Comitati per la salute: l’attuale situazione della sanità piacentina desta più di una preoccupazione. Dalle scelte sul nuovo ospedale di Piacenza alla necessità di implementare medicina territoriale e case della salute; dalle lunghe e inaccettabili liste d’attesa per analisi e prestazioni specialistiche dell’Ausl alla mancanza di trasparenza da parte della Conferenza sociosanitaria.
Una serie di problemi urgenti di cui il Coordinamento dei Comitati per la salute, composto da diverse organizzazioni locali – Legambiente; Distretto di mutuo soccorso (Gap); Associazione Terme e Val trebbia; “Riconquistiamo tutto” Area congressuale Cgil Piacenza; Un sogno in comune Pontenure; Immagina Ziano; Comitati di difesa della sanità pubblica di Castel San Giovanni e di Fiorenzuola – chiede conto alle autorità piacentine, dall’Azienda sanitaria ai sindaci del territorio, nel comunicato che vi proponiamo integralmente.
«Il Coordinamento dei Comitati per la salute e la medicina territoriale si è costituito, sfruttando l’esperienza di anni di attività locale, con l’obiettivo di cambiare, il Piano di Riordino Socio Sanitario del 2017, poiché così com’è ora non risponde ai bisogni degli utenti, di chi abita a Piacenza, in pianura e nelle valli.
Piano che già presentava molti punti di debolezza ma che ha manifestato la sua evidente inadeguatezza a seguito dell’emergenza Covid 19, che ha comportato – solo nella provincia di Piacenza – la perdita di quasi 1000 vite umane e una situazione di fortissimo stress dell’organizzazione sanitaria provinciale a cui occorre porre decisamente rimedio.
Già nel corso della CTSS (Conferenza Territoriale Socio Sanitaria) del 29 giugno scorso, i Sindaci, pur approvando la rinomina del Direttore Baldino, hanno chiesto non poche “revisioni” della programmazione ante–Covid ma il Coordinamento chiede di più e maggiore chiarezza.
Chiede se la prevista costruzione del nuovo ospedale di Piacenza sia davvero indispensabile ma soprattutto se sia compatibile, sotto il profilo dell’impegno delle risorse pubbliche, con il potenziamento della medicina territoriale, i presidi ospedalieri provinciali che si sono dimostrati essenziali per fronteggiare l’emergenza, la piena attuazione delle case della salute, la riorganizzazione della rete di medicina generale (medici di base), l’assicurazione di servizi adeguati e sicuri nelle RSA, il recupero delle inaccettabili liste di attesa per visite specialistiche e analisi cliniche senza abdicare alle strutture private, l’adeguamento dell’organico del personale sanitario, l’ammodernamento tecnologico e il potenziamento delle attrezzature necessarie per assicurare le adeguate analisi cliniche secondo le metodiche più recenti.
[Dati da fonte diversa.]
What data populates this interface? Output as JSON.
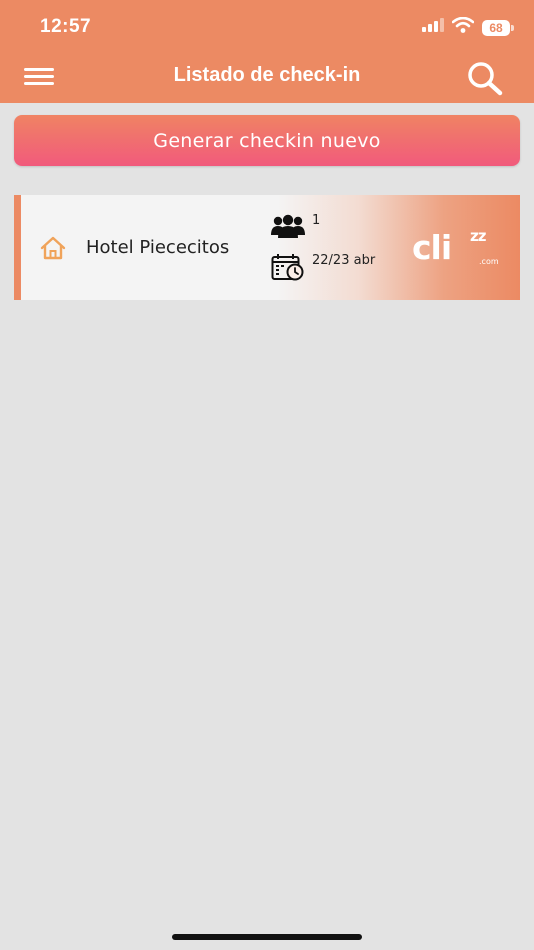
{
  "status_bar": {
    "time": "12:57",
    "battery": "68",
    "icons": [
      "signal-icon",
      "wifi-icon",
      "battery-icon"
    ]
  },
  "header": {
    "title": "Listado de check-in",
    "menu_icon": "hamburger-menu-icon",
    "search_icon": "search-icon",
    "background_color": "#ec8a63"
  },
  "new_checkin_button": {
    "label": "Generar checkin nuevo",
    "gradient": [
      "#f08363",
      "#f15a7c"
    ]
  },
  "checkins": [
    {
      "icon": "home-icon",
      "hotel_name": "Hotel Piececitos",
      "guests_icon": "group-icon",
      "guests": "1",
      "dates_icon": "calendar-clock-icon",
      "dates": "22/23 abr",
      "logo": {
        "main": "cli",
        "zz": "zz",
        "suffix": ".com"
      }
    }
  ],
  "colors": {
    "accent": "#ec8a63",
    "home_icon": "#f0a35a",
    "background": "#e3e3e3"
  }
}
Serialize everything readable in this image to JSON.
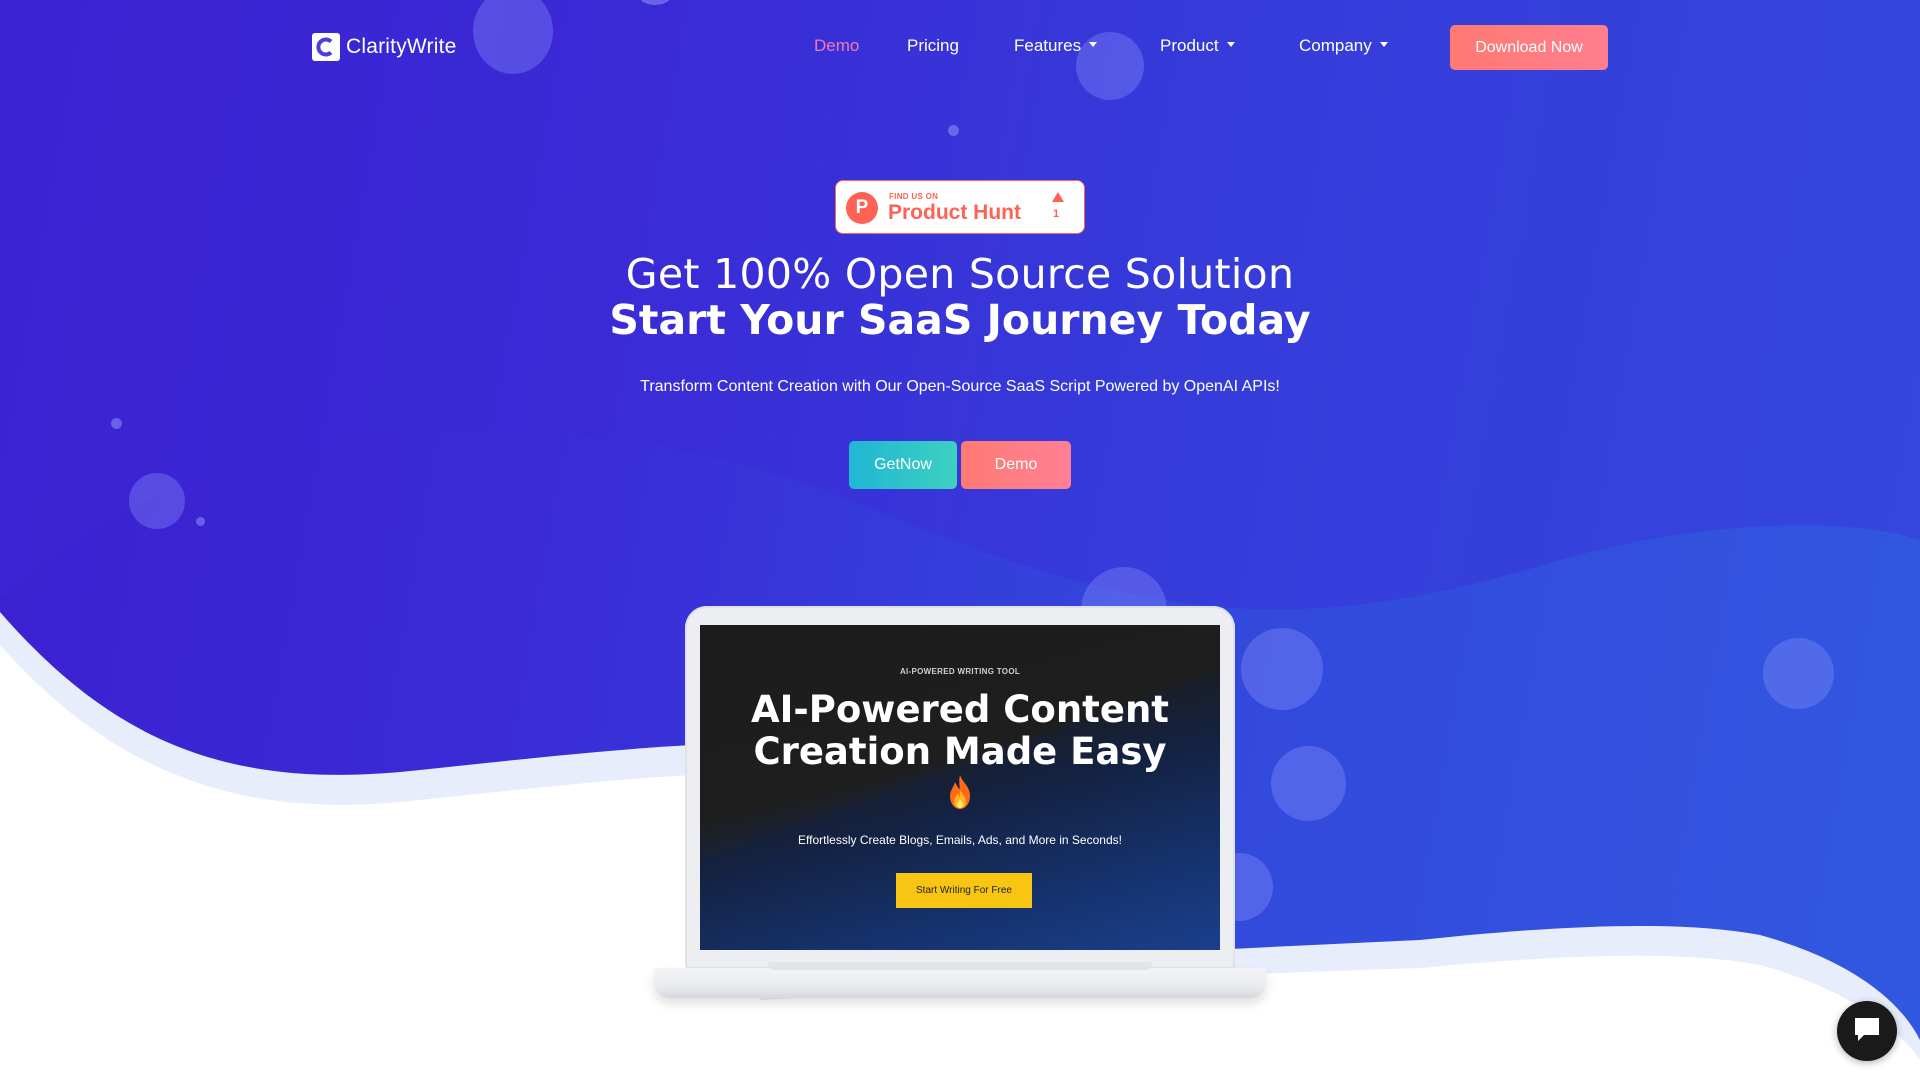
{
  "brand": {
    "name": "ClarityWrite"
  },
  "nav": {
    "items": [
      {
        "label": "Demo",
        "active": true,
        "dropdown": false
      },
      {
        "label": "Pricing",
        "active": false,
        "dropdown": false
      },
      {
        "label": "Features",
        "active": false,
        "dropdown": true
      },
      {
        "label": "Product",
        "active": false,
        "dropdown": true
      },
      {
        "label": "Company",
        "active": false,
        "dropdown": true
      }
    ],
    "cta_label": "Download Now"
  },
  "badge": {
    "small_text": "FIND US ON",
    "title": "Product Hunt",
    "logo_letter": "P",
    "upvotes": "1"
  },
  "hero": {
    "line1": "Get 100% Open Source Solution",
    "line2": "Start Your SaaS Journey Today",
    "subtext": "Transform Content Creation with Our Open-Source SaaS Script Powered by OpenAI APIs!",
    "primary_cta": "GetNow",
    "secondary_cta": "Demo"
  },
  "laptop_screen": {
    "kicker": "AI-POWERED WRITING TOOL",
    "title": "AI-Powered Content Creation Made Easy",
    "subtitle": "Effortlessly Create Blogs, Emails, Ads, and More in Seconds!",
    "button": "Start Writing For Free",
    "emoji_icon": "fire-icon"
  },
  "colors": {
    "hero_gradient_start": "#3d1fd0",
    "hero_gradient_end": "#3158e0",
    "accent_coral": "#ff7a72",
    "accent_teal": "#1fb7d4",
    "nav_active": "#f07ab8",
    "product_hunt": "#ff6154",
    "screen_button": "#f7c512"
  },
  "icons": [
    "claritywrite-logo-icon",
    "caret-down-icon",
    "product-hunt-logo-icon",
    "upvote-arrow-icon",
    "fire-icon",
    "chat-icon"
  ]
}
Inoltre chiede una maggiore trasparenza delle sedute della CTSS (riunioni in streaming) e una maggiore disponibilità a favorire la partecipazione dei cittadini e delle associazioni sulle scelte strategiche che la Conferenza intende assumere per assicurare quella tutela del diritto alla salute, che l’art. 32 della Costituzione garantisce come primario ed irrinunciabile».